The vote on Senate Joint Resolution (S.J. Res) 6 – the Resolution of Disapproval to undo the Federal Communications Commission (FCC)’s illegal, unilateral Network Neutrality Internet power grab – is a watershed moment for the members of the Senior Circuit.

The FCC – in fact no federal Agency, Department or Commission – can do anything unless and until Congress writes a law that says “Yo – do this.”

As a unanimous D.C. Circuit Court pointed out in April of 2010, Congress has never done this for the FCC with regard to the Internet and Net Neutrality.

The Commission clearly, simply doesn’t have the juice to do what they again did last December. It is an egregious overreach, and it must be undone.

Senators – not agencies like the FCC – write laws. That’s their gig. Each and every Senator that votes against S.J. Res 6 is giving up on what they asked their constituents to send them to Washington to do.

To vote No is to give up on being an elected representative of We the People.

To vote No is to cede further illegal authority to a Barack Obama Administration that is every day grabbing as much unConstitutional power as they possibly can.

It’s a silent Yes to the Environmental Protection Agency (EPA) illegally (over-)regulating the energy sector.

It’s a silent Yes to the National Labor Relations Board (NLRB) and the Department of Labor illegally (over-)regulating businesses.

It’s a silent Yes to the Obama Administration’s over-arching, ceaseless “regulatory tsunami.”

(T)he Obama administration has “imposed 75 new major regulations costing more than $380 billion over ten years.” In addition, the report says there are 219 more “economically significant regulations” in the works which will cost businesses $100 million or more each year — for a minimum cost of $21 billion over ten years. The number of pages in the Federal Register, in which such rules are recorded, is increasing rapidly, the report says, and “pages devoted to final rules rose by 20 percent between 2009 and 2010, and proposed rules have increased from 2,044 in 2009 to 2,439 in 2010.”

S.J. Res 6 is in fact not about Net Neutrality. It is about the illegal way Net Neutrality was jammed through – without the People’s Congress having a say. It’s not the product, it’s the process.

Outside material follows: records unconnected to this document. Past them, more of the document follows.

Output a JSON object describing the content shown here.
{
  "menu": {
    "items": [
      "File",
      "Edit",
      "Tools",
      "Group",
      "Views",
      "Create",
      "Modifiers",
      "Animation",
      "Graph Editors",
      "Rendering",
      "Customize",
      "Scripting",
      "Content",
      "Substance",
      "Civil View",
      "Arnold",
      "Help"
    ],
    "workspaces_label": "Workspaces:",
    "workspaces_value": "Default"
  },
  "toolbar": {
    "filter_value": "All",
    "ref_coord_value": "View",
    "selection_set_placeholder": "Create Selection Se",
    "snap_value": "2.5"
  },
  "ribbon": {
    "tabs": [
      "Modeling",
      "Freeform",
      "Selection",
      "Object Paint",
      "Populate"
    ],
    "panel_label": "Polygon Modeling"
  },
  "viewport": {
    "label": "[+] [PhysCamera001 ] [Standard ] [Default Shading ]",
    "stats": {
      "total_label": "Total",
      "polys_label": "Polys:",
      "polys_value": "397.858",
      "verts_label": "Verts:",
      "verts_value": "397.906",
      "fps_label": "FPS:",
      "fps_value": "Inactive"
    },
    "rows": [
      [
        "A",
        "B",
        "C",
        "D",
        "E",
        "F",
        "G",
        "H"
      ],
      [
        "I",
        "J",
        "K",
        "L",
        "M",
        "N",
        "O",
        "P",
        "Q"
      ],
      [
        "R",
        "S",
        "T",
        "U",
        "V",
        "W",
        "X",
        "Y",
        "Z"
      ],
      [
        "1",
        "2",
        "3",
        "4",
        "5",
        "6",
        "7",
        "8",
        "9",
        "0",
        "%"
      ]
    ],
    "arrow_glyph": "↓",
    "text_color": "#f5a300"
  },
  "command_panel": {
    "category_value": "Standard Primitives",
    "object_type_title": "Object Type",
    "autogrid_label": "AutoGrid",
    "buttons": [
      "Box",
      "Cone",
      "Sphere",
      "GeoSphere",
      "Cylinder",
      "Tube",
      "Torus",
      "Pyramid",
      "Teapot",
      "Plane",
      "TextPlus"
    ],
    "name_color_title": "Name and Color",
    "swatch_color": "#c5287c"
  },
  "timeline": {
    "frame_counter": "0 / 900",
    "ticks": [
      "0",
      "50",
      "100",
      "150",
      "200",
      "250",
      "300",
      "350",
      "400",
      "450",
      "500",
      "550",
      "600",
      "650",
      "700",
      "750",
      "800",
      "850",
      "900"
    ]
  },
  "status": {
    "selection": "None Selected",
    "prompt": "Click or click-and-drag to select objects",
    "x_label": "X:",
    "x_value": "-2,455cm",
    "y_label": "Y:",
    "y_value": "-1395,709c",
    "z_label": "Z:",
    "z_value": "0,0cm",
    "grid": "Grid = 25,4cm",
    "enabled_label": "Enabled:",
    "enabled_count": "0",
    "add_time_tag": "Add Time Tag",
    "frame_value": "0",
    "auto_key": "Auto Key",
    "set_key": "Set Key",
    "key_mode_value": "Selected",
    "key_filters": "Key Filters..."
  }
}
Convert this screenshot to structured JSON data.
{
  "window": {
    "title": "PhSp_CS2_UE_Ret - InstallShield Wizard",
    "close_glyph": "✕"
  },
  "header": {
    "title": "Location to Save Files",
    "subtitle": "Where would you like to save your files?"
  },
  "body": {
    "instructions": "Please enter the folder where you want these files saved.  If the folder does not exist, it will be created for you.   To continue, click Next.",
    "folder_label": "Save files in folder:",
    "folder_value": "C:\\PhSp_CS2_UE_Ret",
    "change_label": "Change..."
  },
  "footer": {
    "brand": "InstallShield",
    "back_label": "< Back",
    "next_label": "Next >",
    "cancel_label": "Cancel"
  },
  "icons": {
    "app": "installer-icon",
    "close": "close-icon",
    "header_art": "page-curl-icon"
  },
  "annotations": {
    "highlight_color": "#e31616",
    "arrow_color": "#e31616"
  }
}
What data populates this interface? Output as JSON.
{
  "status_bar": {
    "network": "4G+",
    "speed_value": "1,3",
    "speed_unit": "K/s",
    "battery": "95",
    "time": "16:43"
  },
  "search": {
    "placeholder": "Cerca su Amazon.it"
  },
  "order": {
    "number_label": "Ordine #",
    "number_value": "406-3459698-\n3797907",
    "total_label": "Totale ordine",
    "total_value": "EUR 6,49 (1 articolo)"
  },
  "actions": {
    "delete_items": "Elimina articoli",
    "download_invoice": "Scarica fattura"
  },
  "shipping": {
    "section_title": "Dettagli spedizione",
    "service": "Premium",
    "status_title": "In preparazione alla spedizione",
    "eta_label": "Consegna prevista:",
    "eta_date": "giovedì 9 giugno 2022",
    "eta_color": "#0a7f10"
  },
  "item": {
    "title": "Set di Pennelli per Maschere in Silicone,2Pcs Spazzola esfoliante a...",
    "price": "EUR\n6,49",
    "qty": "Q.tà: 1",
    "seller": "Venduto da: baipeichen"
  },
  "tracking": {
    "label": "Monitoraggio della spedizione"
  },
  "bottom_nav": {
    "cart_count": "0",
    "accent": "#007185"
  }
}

As brilliantly demonstrated by Maine Republican Senator Olympia Snowe. Who was a co-sponsor of the 2007 Net Neutrality bill – and is a co-sponsor of S.J. Res 6. In a very recent letter to her Senate colleagues, Senator Snowe wrote:

My interest in protecting the fundamental rights of Internet users and businesses does not diminish my understanding of the importance of establishing proper policy that protects and encourages innovation to occur in all segments of the Internet supply chain, which is essential to the Internet’s continued health and growth. Without question, it is more important that we get this right rather than done hastily, and in order to do that the only appropriate action, given the current landscape, is for Congress to act first.

Senator Snowe is merely acknowledging the proper Constitutional process – for which we are most grateful.

We may disagree over the need for Net Neutrality (if the Internet ain’t broke – and it ain’t – by all means don’t bring in the government to “fix” it). But we wholeheartedly agree with and hail Senator Snowe’s principled stand for the rule of law.

Her fellow Senators should make note – and take heed. Many of them are, after all, up for reelection just next year.

Where they will again ask their constituents to reelect them – as lawmakers. Not as rubber stamp capitulators to illegal government power grabs.

They vote now, you vote later – and you’ll remember then what they do now.